ROMA – Ieri notte l’albero di Fabrizia, donato dalla Provincia di Catanzaro alla Santa Sede, coi suoi addobbi natalizi, svettava in Piazza San Pietro, con una sua magia tutta particolare. Un simbolo di festa, certo, ma anche di riscossa per una terra come la Calabria, carica di fardelli, affossata purtroppo pure dal pessimismo e dalla rassegnazione diffusi.
Complice la nuova, illuminazione del cupolone e della facciata della basilica, più morbida e più calda, accesa per la prima volta, in contemporanea al “nostro” albero e alle luci del presepe donato dalla città di Verona, quella pianta robusta, alta oltre 25 metri, era lì a rammentare che c’è tutta un’altra Calabria: bella, operosa, volitiva, di fede e tradizioni sentite, forte contro ogni aspettativa. Forse finora non ha avuto voce in capitolo, è stata soffocata dai sistemi malati, dalle infitltrazioni e dai soprusi mafiosi, dalle illegalità frutto di biechi interessi personali diffusi trasversalmente tra tutti gli schieramenti politici, ma ha tutte le potenzialità e le risorse per scuotersi e costruire un futuro diverso, imprevedibile. Come quest’albero di Fabrizia: avrebbe dovuto essere abbattuto, comunque, per consentire il rimboscamento della zona in cui si trovava, poiché tutte le piante intorno erano morte e secche. Ma, estirpate le sue possenti radici dal suolo, non è finito nell’oblio, è entrato nella storia di una giornata indimenticabile, è diventato l’auspicio di tutta una comunità che vuole, finalmente, essere conosciuta nel mondo per qualcosa di positivo. Coi fatti, però, non con le chiacchiere o le bugie.

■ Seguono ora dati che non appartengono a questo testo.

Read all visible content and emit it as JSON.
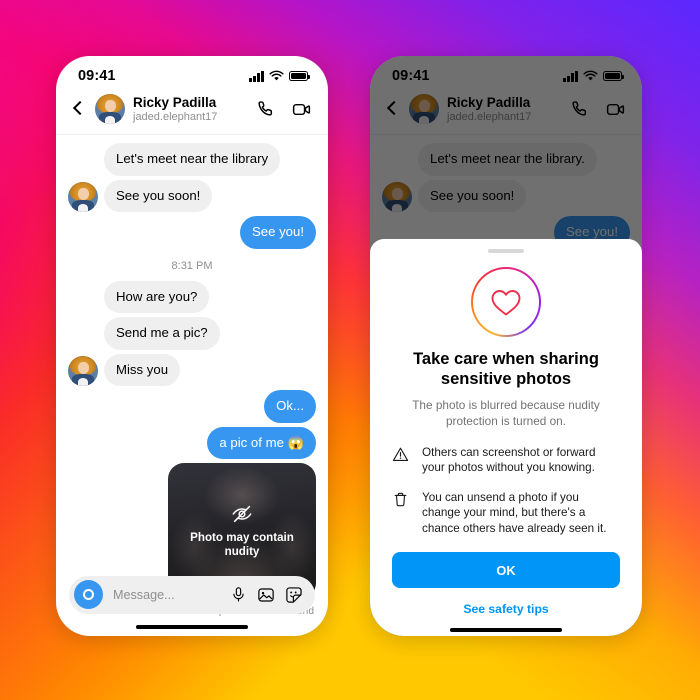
{
  "background": {
    "colors": [
      "#e000b8",
      "#fa2b28",
      "#ff8a00",
      "#ffc800",
      "#5a28ff",
      "#b014d2"
    ]
  },
  "phone_left": {
    "status": {
      "time": "09:41",
      "signal_icon": "signal-bars-icon",
      "wifi_icon": "wifi-icon",
      "battery_icon": "battery-icon"
    },
    "header": {
      "back_icon": "back-chevron-icon",
      "avatar_name": "avatar",
      "name": "Ricky Padilla",
      "username": "jaded.elephant17",
      "call_icon": "phone-call-icon",
      "video_icon": "video-camera-icon"
    },
    "messages": [
      {
        "id": "m1",
        "side": "them",
        "text": "Let's meet near the library",
        "avatar": false
      },
      {
        "id": "m2",
        "side": "them",
        "text": "See you soon!",
        "avatar": true
      },
      {
        "id": "m3",
        "side": "me",
        "text": "See you!"
      }
    ],
    "timestamp": "8:31 PM",
    "messages2": [
      {
        "id": "m4",
        "side": "them",
        "text": "How are you?",
        "avatar": false
      },
      {
        "id": "m5",
        "side": "them",
        "text": "Send me a pic?",
        "avatar": false
      },
      {
        "id": "m6",
        "side": "them",
        "text": "Miss you",
        "avatar": true
      },
      {
        "id": "m7",
        "side": "me",
        "text": "Ok..."
      },
      {
        "id": "m8",
        "side": "me",
        "text": "a pic of me 😱"
      }
    ],
    "photo": {
      "icon": "eye-slash-icon",
      "caption": "Photo may contain nudity",
      "unsend_hint": "Tap and hold to unsend"
    },
    "composer": {
      "camera_icon": "camera-circle-icon",
      "placeholder": "Message...",
      "mic_icon": "microphone-icon",
      "gallery_icon": "image-icon",
      "sticker_icon": "sticker-icon"
    }
  },
  "phone_right": {
    "status": {
      "time": "09:41"
    },
    "header": {
      "name": "Ricky Padilla",
      "username": "jaded.elephant17"
    },
    "messages": [
      {
        "id": "r1",
        "side": "them",
        "text": "Let's meet near the library.",
        "avatar": false
      },
      {
        "id": "r2",
        "side": "them",
        "text": "See you soon!",
        "avatar": true
      },
      {
        "id": "r3",
        "side": "me",
        "text": "See you!"
      }
    ],
    "sheet": {
      "grab_handle": "drag-handle",
      "hero_icon": "heart-in-gradient-ring-icon",
      "title": "Take care when sharing sensitive photos",
      "subtitle": "The photo is blurred because nudity protection is turned on.",
      "bullets": [
        {
          "icon": "warning-triangle-icon",
          "text": "Others can screenshot or forward your photos without you knowing."
        },
        {
          "icon": "trash-can-icon",
          "text": "You can unsend a photo if you change your mind, but there's a chance others have already seen it."
        }
      ],
      "ok_label": "OK",
      "ok_color": "#0095F6",
      "link_label": "See safety tips",
      "link_color": "#0095F6"
    }
  }
}
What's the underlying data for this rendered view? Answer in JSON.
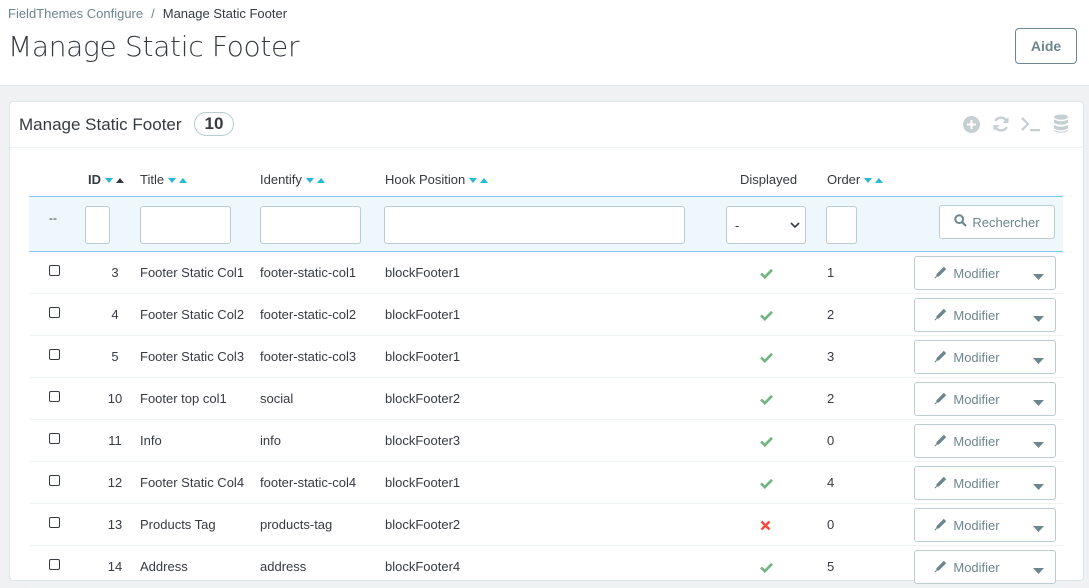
{
  "breadcrumb": {
    "parent": "FieldThemes Configure",
    "separator": "/",
    "current": "Manage Static Footer"
  },
  "page_title": "Manage Static Footer",
  "help_label": "Aide",
  "panel": {
    "title": "Manage Static Footer",
    "count": "10"
  },
  "toolbar_icons": [
    "add-icon",
    "refresh-icon",
    "sql-icon",
    "database-icon"
  ],
  "columns": {
    "id": "ID",
    "title": "Title",
    "identify": "Identify",
    "hook": "Hook Position",
    "displayed": "Displayed",
    "order": "Order"
  },
  "filters": {
    "bulk_placeholder": "--",
    "displayed_value": "-",
    "search_label": "Rechercher"
  },
  "rows": [
    {
      "id": "3",
      "title": "Footer Static Col1",
      "identify": "footer-static-col1",
      "hook": "blockFooter1",
      "displayed": true,
      "order": "1"
    },
    {
      "id": "4",
      "title": "Footer Static Col2",
      "identify": "footer-static-col2",
      "hook": "blockFooter1",
      "displayed": true,
      "order": "2"
    },
    {
      "id": "5",
      "title": "Footer Static Col3",
      "identify": "footer-static-col3",
      "hook": "blockFooter1",
      "displayed": true,
      "order": "3"
    },
    {
      "id": "10",
      "title": "Footer top col1",
      "identify": "social",
      "hook": "blockFooter2",
      "displayed": true,
      "order": "2"
    },
    {
      "id": "11",
      "title": "Info",
      "identify": "info",
      "hook": "blockFooter3",
      "displayed": true,
      "order": "0"
    },
    {
      "id": "12",
      "title": "Footer Static Col4",
      "identify": "footer-static-col4",
      "hook": "blockFooter1",
      "displayed": true,
      "order": "4"
    },
    {
      "id": "13",
      "title": "Products Tag",
      "identify": "products-tag",
      "hook": "blockFooter2",
      "displayed": false,
      "order": "0"
    },
    {
      "id": "14",
      "title": "Address",
      "identify": "address",
      "hook": "blockFooter4",
      "displayed": true,
      "order": "5"
    }
  ],
  "row_action_label": "Modifier",
  "colors": {
    "accent": "#25b9d7",
    "check": "#70b580",
    "cross": "#f54c3e"
  }
}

Ieri ero anche io nella Sala Clementina, quando papa Francesco ha ricevuto la delegazione catanzarese. Mi hanno colpito le parole coraggiose di monsignor Vincenzo Bertolone, l’arcivescovo di Catanzaro che, con voce commossa, si è rivolto al pontefice e, dopo aver ricordato i tanti mali che attanagliano la Calabria, lo ha ringraziato per aver donato a tutti, credenti e non, quel bellissimo monito “a non lasciarci rubare la speranza”, da nulla e da nessuno: pare fatto apposta per costituire il motto di una regione che vuole cambiare.
L’albero, ha fatto notare Bertolone, evoca istintivamente il Cristo, non solo per i riferimenti biblici al germoglio di Iesse fiorito dalla pianta di vita, per il legno della croce mezzo del suo sacrificio d’amore verso l’umanità, o per quello della mangiatoia in cui fu deposto alla nascita, tra i poveri e gli umili nella sola immensità dello spirito, ma anche per la generosità naturale, con cui l’albero nutre, riscalda, sostiene una serie di nostre azioni quotidiane.
Trascorso il periodo natalizio, l’abete di Fabrizia si trasformerà in mobili per le famiglie bisognose, donato in beneficenza come tutti i presenti che papa Francesco ha ricevuto in questo Natale. Staccata dalla terra, dunque, la pianta calabrese continuerà a dare. A dispiegare la sua forza.
Toccanti le semplici parole di Bergoglio sull’albero e il presepe simboli di unità e armonia familiari anche per chi non crede. Il papa si è stretto al petto il piccolo Andrea Bressi, di tre anni e mezzo, che dopo, nel pomeriggio, insieme a un altro bambino, Alessandro Battaglia, ha premuto il pulsante dell’illuminazione dell’albero di Natale in piazza San Pietro. Andrea, dopo quest’abbraccio, per nulla frastornato, raccontava ai suoi che il papa è “tranquillo e contento”. È proprio questa serenità del pontefice, subito fiutata dal bimbo vivace, a spronare le persone e le comunità che ogni giorno affrontano situazioni difficili. È una gioia che viene dall’intimo, dalla fede più autentica, quella del “Nada te turbe” di Santa Teresa d’Avila: “Nienti ti turbi, niente ti spaventi, a chi ha Dio nel cuore, nulla manca”.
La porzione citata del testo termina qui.